Federalist 53 was a reminder to me of how blessed our country is to live under a system of government “established by the people and unalterable by the government.”
“The important distinction so well understood in America, between a Constitution established by the people and unalterable by the government, and a law established by the government and alterable by the government, seems to have been little understood and less observed in any other country. Wherever the supreme power of legislation has resided, has been supposed to reside also a full power to change the form of the government.”
We forget that in many other countries, terms of office may be capriciously changed to meet the political needs of the office holders.
Publius refers to “frequency of elections,” as the “cornerstone” of free government.
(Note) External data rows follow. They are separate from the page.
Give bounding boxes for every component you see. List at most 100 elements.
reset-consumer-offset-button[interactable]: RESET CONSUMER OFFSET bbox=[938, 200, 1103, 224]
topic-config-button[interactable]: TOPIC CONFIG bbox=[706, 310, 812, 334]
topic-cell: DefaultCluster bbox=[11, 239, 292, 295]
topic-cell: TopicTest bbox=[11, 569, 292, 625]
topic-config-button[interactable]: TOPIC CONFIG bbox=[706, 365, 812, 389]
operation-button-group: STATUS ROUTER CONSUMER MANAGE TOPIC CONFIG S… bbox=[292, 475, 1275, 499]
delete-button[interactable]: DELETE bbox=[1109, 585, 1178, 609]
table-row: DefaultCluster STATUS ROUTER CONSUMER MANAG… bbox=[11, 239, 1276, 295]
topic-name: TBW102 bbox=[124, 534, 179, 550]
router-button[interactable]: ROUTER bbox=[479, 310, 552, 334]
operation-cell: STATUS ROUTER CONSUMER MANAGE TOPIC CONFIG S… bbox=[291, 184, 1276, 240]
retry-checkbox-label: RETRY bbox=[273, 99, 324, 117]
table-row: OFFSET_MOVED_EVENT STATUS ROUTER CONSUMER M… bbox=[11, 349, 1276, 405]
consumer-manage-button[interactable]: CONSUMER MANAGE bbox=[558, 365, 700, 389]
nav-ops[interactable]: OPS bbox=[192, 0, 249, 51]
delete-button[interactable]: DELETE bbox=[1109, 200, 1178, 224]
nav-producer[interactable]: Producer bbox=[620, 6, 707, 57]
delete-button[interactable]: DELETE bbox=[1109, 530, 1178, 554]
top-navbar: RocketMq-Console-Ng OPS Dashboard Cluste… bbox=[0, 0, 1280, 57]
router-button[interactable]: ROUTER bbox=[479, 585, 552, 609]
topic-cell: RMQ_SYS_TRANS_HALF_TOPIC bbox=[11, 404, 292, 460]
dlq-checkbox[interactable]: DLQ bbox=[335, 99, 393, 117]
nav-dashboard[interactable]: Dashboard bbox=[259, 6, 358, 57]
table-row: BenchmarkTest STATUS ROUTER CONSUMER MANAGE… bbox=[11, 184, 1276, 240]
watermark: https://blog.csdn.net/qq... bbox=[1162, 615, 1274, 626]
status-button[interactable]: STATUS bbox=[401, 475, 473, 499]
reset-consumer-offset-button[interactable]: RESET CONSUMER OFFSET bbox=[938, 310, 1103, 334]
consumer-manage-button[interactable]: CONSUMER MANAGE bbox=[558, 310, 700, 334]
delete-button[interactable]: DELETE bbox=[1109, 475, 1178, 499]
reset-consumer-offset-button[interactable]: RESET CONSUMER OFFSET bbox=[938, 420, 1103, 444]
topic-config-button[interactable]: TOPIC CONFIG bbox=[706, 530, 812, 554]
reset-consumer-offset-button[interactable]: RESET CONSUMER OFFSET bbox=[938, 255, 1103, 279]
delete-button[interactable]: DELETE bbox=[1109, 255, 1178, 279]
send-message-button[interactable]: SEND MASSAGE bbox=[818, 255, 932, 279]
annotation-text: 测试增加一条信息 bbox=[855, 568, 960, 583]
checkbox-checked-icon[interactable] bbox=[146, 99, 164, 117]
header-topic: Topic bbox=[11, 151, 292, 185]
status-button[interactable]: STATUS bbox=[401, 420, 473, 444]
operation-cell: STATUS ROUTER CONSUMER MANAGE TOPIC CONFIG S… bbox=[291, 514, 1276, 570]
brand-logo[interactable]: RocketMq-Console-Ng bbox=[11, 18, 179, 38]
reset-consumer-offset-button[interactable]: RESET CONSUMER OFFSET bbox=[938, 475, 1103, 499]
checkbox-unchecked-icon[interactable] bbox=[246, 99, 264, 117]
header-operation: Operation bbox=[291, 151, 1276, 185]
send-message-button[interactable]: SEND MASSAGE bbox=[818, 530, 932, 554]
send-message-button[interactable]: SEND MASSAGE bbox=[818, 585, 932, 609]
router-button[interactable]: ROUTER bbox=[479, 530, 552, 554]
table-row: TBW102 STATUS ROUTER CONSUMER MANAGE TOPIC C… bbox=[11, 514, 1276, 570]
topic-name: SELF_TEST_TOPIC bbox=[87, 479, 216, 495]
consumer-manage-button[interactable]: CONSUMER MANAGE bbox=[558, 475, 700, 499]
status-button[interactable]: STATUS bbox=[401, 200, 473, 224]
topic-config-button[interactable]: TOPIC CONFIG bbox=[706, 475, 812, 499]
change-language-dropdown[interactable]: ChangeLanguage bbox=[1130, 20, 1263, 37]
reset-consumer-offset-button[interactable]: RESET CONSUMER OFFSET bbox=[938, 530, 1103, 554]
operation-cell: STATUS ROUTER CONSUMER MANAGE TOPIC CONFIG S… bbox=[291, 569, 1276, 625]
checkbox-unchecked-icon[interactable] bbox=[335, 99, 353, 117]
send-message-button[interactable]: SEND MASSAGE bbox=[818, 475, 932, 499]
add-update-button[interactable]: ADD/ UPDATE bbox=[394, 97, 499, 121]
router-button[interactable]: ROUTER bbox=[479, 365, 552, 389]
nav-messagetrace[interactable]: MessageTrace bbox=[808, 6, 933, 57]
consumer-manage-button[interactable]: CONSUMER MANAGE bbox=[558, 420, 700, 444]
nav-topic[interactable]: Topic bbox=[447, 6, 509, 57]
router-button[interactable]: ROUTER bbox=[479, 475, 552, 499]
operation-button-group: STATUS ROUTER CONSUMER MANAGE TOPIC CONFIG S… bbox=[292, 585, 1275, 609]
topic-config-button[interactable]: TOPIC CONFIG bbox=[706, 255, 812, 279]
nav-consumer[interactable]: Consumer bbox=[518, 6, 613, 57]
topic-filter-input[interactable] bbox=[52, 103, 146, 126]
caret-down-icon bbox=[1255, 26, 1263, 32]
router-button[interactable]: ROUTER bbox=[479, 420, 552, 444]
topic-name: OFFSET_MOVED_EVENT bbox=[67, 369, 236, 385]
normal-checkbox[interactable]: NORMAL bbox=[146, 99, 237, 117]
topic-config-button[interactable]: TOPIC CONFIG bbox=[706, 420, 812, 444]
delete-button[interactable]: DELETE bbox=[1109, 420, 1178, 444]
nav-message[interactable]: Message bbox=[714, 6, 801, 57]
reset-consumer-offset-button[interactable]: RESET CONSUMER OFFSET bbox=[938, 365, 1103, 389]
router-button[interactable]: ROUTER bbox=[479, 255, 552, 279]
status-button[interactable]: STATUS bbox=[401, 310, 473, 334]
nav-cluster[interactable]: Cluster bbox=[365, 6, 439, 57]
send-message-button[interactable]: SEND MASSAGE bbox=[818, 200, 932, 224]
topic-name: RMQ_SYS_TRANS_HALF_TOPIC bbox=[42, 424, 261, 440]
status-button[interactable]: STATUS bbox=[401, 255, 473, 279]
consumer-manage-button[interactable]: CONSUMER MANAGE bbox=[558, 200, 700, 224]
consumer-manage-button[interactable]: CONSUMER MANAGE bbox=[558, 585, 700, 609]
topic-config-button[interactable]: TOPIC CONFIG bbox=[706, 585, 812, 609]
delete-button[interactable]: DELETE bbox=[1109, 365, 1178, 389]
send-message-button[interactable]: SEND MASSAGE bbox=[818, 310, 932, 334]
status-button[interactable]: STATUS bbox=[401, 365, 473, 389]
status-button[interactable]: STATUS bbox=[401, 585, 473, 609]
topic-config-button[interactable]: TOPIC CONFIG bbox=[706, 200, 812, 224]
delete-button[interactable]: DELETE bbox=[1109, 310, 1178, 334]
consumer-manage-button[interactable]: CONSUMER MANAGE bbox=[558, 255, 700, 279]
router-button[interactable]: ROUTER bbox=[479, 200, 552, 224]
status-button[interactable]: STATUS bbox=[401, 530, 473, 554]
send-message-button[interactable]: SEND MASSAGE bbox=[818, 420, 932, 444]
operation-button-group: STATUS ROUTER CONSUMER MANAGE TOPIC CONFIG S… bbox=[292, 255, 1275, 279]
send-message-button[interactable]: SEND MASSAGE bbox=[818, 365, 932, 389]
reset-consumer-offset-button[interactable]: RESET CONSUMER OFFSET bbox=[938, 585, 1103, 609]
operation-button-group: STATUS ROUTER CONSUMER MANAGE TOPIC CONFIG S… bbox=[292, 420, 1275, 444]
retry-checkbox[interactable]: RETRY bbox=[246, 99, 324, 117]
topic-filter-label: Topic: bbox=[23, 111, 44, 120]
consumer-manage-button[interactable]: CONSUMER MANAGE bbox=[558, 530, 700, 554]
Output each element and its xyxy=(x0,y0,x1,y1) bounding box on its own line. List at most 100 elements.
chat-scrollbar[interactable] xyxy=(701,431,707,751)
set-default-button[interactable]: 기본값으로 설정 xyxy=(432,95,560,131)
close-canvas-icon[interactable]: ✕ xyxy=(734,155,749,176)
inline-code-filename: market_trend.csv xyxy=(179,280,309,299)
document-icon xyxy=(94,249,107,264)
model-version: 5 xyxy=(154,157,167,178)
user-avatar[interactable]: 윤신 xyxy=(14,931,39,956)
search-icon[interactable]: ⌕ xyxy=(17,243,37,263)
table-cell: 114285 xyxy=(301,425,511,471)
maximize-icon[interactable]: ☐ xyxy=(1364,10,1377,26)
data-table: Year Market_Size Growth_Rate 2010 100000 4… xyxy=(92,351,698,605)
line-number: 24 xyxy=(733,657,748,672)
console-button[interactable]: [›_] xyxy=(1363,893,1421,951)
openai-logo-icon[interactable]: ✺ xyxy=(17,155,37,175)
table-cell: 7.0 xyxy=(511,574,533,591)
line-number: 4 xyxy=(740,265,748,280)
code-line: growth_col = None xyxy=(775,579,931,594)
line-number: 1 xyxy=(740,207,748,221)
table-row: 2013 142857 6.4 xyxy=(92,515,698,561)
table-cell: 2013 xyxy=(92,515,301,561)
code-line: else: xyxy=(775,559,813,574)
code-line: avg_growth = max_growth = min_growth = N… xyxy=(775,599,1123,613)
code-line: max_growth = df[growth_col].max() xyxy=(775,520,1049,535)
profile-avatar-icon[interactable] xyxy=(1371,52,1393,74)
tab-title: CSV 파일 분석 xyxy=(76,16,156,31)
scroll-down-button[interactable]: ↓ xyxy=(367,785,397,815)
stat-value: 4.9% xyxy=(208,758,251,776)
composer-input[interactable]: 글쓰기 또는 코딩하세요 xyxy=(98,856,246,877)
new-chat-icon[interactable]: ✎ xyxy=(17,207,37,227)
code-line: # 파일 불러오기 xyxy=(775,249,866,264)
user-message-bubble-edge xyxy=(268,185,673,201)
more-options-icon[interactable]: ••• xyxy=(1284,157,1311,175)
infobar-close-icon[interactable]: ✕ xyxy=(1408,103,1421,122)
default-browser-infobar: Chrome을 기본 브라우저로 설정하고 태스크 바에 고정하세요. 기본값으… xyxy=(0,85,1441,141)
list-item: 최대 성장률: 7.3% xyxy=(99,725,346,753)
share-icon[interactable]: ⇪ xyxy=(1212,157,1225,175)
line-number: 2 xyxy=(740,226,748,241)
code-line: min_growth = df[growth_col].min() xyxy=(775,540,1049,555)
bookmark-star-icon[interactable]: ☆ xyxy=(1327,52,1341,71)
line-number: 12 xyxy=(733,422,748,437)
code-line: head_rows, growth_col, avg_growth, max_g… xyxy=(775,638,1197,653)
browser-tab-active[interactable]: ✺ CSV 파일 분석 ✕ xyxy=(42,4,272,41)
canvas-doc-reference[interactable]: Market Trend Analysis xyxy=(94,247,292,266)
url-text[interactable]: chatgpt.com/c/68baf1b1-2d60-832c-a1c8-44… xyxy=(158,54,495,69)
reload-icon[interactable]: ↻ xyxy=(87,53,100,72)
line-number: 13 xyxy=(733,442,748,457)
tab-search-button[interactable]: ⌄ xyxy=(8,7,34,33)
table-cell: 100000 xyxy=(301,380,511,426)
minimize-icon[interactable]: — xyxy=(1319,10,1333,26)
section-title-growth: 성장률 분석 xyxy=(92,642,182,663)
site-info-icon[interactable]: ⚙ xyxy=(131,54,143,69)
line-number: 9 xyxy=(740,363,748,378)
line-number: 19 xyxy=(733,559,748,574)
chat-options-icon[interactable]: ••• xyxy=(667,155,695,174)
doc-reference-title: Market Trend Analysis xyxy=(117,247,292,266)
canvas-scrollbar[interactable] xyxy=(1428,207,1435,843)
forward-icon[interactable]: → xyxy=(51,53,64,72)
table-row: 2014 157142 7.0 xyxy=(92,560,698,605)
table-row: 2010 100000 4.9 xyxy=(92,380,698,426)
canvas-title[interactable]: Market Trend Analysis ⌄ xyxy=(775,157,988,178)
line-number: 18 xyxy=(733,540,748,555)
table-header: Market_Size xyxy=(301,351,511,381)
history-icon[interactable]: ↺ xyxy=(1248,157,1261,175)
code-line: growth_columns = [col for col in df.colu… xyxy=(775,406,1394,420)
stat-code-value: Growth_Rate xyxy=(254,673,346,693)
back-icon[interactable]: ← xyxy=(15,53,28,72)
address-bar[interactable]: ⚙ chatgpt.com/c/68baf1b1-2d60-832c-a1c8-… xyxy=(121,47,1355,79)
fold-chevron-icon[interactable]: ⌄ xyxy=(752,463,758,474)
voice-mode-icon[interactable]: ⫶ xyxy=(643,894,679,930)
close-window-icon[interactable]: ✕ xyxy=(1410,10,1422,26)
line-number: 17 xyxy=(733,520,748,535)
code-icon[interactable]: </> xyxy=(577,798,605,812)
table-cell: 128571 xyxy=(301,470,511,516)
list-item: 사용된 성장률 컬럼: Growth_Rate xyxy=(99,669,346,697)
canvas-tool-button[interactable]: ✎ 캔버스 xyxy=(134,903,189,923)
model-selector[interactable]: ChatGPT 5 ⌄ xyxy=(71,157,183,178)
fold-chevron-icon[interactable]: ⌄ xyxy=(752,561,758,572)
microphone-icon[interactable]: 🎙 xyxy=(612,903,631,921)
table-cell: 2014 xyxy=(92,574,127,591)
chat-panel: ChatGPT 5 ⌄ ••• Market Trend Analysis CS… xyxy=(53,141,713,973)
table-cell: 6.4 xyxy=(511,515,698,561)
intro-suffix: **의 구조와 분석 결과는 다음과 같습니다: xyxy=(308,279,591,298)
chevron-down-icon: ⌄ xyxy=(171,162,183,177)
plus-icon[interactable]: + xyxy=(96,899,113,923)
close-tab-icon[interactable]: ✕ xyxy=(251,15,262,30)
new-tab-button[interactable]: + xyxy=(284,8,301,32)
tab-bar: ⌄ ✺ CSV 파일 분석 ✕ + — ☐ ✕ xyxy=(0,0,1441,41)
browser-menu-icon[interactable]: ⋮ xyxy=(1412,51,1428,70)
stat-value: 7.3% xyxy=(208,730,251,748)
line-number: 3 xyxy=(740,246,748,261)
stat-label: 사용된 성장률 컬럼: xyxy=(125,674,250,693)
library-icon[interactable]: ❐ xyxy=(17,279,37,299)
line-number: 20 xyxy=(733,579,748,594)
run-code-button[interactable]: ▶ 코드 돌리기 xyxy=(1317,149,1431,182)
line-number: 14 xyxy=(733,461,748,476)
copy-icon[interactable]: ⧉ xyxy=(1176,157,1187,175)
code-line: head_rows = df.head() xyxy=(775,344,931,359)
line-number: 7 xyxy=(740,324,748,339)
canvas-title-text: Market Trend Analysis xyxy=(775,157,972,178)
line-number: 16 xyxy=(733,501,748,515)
A theme throughout the Federalist is the people’s role in protecting their own liberty. Elections are the people’s voice.
Publius also outlines the importance of members of Congress having enough time to learn the job. He predicts that some members of “superior talents; will, by frequent reelections, become members of long standing.”
A recent Congressional Research Service report on the average tenure of a member of Congress stated:
“The average years of service for Members of the 110th Congress, as of January 3, 2007, when the Congress convened was 10.0 years for the House and 12.82 years for the Senate. This is a record for the Senate. House Members who took their seats at the beginning of the 102nd Congress (1991-1993) represent the high point of Representatives’ average tenure (10.4 years).”
This is interesting, compared to the early history of our country, when most Senators did not even complete their six year term. CRS notes that in the early Republic, House Members began to exceed their two year terms after the Fourth Congress, but their average service did rise above four years until 1901-1903. During the Great Depression, the average tenure of a U.S. House member shot up to seven years.
Many people today call for term limits, to bring back the concept of citizen legislator. As these proposals develop, attention would need to be given to the power of staff, especially committee staff, who, if not checked as well, would end up with even greater influence as members of Congress come and go.
Although Publius points out the merit of some seasoned legislators, he also warns, “No man will subject himself to the ridicule of pretending that any natural connection subsists between the sun or the seasons, and the period within which human virtue can bear the temptations of power.”
There are strong arguments on both sides of the term limits issue, but as Publius reminds us in Federalist No. 51:
“A dependence on the people is, no doubt, the primary control on the government.”
The people are the energy of the government. When they are engaged and paying attention, recognizing that knowledge is power, the need for term limits will not be as great. Even the best governmental structures will not reap the desired results, unless the “genius of the people,” the primary energy of government is fully engaged and deployed.
Thank you to all of you who are joining us on this journey through the Federalist Papers. Knowledge is Power!
Looking forward to Federalist No. 54!